Die Furcht vor Verfolgung ist „begründet“, wenn dem Ausländer die genannten Gefahren aufgrund der in seinem Herkunftsland gegebenen Umstände in Anbetracht seiner individuellen Lage tatsächlich, d.h. mit beachtlicher Wahrscheinlichkeit drohen (BVerwG U. v. 20.2.2013 – 10 C 23.12, NVwZ 2013, 936).
Nach § 3c AsylG kann die Verfolgung ausgehen von (1.) dem Staat, (2.) Parteien oder Organisationen, die den Staat oder einen wesentlichen Teil des Staatsgebiets beherrschen, oder (3.) von nicht staatlichen Akteuren, sofern die in den Nrn. 1 und 2 genannten Akteure einschließlich internationaler Organisationen erwiesenermaßen nicht in der Lage oder nicht willens sind, Schutz vor Verfolgung zu bieten, und dies unabhängig davon, ob in dem Land eine staatliche Herrschaftsmacht vorhanden ist oder nicht.
Dem Kläger droht eine flüchtlingsrechtlich erhebliche Verfolgung von Seiten des Staates.
Homosexueller Geschlechtsverkehr, dessen Versuch sowie als „unsittliche Praktiken“ erfasstes homosexuelles Verhalten stehen nach Section 145 ff. des Penal Code Act unter Strafe.
Allerdings stellt der bloße Umstand, dass homosexuelle Handlungen unter Strafe gestellt sind, als solcher nach der Rechtsprechung des EuGH noch keine Verfolgungshandlung dar. Dagegen ist eine Freiheitsstrafe, mit der homosexuelle Handlungen bedroht sind und die im Herkunftsland, das eine solche Regelung erlassen hat, tatsächlich verhängt wird, als unverhältnismäßige oder bestrafende Bestrafung zu betrachten und stellt somit eine Verfolgungshandlung dar (vgl. EuGH, Urteil vom 7.11.2013, a.a.O., Rn. 61).Unter Berücksichtigung dieser Grundsätze ist es für eine Verfolgung also nicht hinreichend, dass Uganda – wie zahlreiche Staaten – insbesondere homosexuellen Geschlechtsverkehr unter Strafe stellt.
Allerdings ergibt sich aus den Erkenntnismitteln, dass Section 145 ff. des Penal Code Act in Einzelfällen durchaus zur Verhängung einer Freiheitsstrafe führt.

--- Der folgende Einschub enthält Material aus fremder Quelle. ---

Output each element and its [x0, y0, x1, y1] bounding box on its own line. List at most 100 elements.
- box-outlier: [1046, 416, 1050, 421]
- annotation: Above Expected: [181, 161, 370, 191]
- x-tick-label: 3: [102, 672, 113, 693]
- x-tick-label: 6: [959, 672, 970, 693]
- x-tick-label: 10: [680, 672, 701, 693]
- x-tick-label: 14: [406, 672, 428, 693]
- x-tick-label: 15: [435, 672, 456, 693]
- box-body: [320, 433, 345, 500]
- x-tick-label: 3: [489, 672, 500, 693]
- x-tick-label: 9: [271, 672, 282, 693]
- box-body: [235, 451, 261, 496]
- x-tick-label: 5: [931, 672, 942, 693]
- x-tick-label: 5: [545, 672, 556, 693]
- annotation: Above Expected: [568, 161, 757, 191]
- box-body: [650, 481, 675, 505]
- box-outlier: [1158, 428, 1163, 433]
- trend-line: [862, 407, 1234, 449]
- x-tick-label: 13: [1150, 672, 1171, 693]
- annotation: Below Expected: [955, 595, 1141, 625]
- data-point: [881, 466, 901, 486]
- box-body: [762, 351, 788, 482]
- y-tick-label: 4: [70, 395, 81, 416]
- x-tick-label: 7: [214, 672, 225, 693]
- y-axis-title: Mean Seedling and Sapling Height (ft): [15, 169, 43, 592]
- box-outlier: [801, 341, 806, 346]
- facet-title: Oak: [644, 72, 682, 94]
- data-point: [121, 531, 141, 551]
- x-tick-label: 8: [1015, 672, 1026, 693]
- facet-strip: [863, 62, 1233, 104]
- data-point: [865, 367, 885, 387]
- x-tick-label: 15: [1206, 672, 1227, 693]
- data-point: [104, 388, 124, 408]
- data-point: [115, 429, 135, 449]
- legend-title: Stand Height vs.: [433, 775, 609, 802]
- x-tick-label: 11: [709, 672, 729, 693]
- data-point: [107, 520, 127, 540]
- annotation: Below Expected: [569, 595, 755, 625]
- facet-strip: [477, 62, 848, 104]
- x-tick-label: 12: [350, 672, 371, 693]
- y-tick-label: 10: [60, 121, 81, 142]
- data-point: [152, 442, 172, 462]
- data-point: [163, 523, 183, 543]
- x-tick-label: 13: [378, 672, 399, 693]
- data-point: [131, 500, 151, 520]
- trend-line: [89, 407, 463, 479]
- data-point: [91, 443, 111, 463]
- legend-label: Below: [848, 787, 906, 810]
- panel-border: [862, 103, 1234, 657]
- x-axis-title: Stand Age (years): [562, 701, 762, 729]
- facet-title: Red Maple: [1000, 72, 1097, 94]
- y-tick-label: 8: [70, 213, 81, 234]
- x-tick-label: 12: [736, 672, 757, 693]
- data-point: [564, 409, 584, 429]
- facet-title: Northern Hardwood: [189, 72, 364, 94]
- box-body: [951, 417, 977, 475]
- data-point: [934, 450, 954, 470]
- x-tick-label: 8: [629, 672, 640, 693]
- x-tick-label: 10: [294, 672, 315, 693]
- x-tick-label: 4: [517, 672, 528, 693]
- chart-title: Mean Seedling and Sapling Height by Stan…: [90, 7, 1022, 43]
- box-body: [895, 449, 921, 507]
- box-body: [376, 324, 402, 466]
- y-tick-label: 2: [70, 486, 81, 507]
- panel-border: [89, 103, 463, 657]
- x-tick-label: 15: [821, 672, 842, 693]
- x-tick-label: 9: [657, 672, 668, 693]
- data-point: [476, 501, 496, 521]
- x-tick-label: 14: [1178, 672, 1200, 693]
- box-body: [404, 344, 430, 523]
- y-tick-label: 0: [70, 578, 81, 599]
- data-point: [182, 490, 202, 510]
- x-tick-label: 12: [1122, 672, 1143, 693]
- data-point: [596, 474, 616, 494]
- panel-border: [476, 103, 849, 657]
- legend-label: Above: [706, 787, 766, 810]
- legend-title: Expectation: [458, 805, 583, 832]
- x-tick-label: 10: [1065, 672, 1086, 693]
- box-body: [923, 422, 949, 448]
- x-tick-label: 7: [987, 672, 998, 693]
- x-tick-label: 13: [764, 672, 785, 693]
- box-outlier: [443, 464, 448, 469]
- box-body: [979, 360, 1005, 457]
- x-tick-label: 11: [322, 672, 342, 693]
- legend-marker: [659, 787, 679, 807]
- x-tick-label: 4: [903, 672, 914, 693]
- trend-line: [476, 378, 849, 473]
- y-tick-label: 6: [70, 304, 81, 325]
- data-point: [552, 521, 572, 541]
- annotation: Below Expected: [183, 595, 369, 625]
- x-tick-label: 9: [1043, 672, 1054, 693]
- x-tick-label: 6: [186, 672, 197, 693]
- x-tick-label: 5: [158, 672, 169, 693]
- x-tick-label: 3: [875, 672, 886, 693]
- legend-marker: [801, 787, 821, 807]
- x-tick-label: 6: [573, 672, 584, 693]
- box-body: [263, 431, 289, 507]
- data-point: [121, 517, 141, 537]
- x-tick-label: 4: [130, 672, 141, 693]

Das Auswärtige Amt hat zwar mit Auskunft vom 3. April 2014 an das Verwaltungsgericht Karlsruhe und mit Auskunft vom 16. Juli 2014 an das Verwaltungsgericht München mitgeteilt, eine strafgerichtliche Verurteilung wegen homosexueller Betätigung sei in Uganda bisher nicht erfolgt. Diese Auskünfte erscheinen indes überholt.
In jüngerer Zeit (August und September 2015) wurde über zwei ugandische Strafverfahren gegen Männer wegen Verletzung von Section 145 des Penal Code Act berichtet, die in beiden Fällen mit Verurteilungen zu zehn Jahren Strafhaft endeten (vgl. The Sunrise, http://www.sunrise.ug/news/201508/sodomy-verdict-empowers-fighters-of-gay-abuses.html und September 2015, vgl. The Observer, http://observer.ug/news-headlines/39965-sodomy-chris-mubiru-sentenced-to-10-years), wenngleich Chris Mubiru mittlerweile offenbar im April 2016 aufgrund einer unrechtmäßigen Beweisverwertung wieder aus der Haft entlassen wurde (vgl. Newvision, http://www.newvision.co.ug/new_vision/news/1422518/court-overturns-mubiru-sodomy-sentence). Sowohl die Strafsache gegen „Shabaz Muhammed“ als auch gegen „Chris Mubiru“ betrafen (teilweise) Geschlechtsverkehr mit jungen, teilweise minderjährigen, Männern, die zudem unter Drogeneinfluss standen.
Die strafrechtliche Verurteilung erfolgte jedoch nicht wegen Umständen, die auch nach dem nationalen Recht der EU-Mitgliedstaaten als strafbar gelten und die daher vom Geltungsbereich des internationalen Schutzes auszunehmen sind (vgl. EuGH, U.v. 7.11.2013, a.a.O., Rn. 66). Vielmehr erfolgte die Verurteilung allein wegen des festgestellten Analverkehrs unter Homosexuellen.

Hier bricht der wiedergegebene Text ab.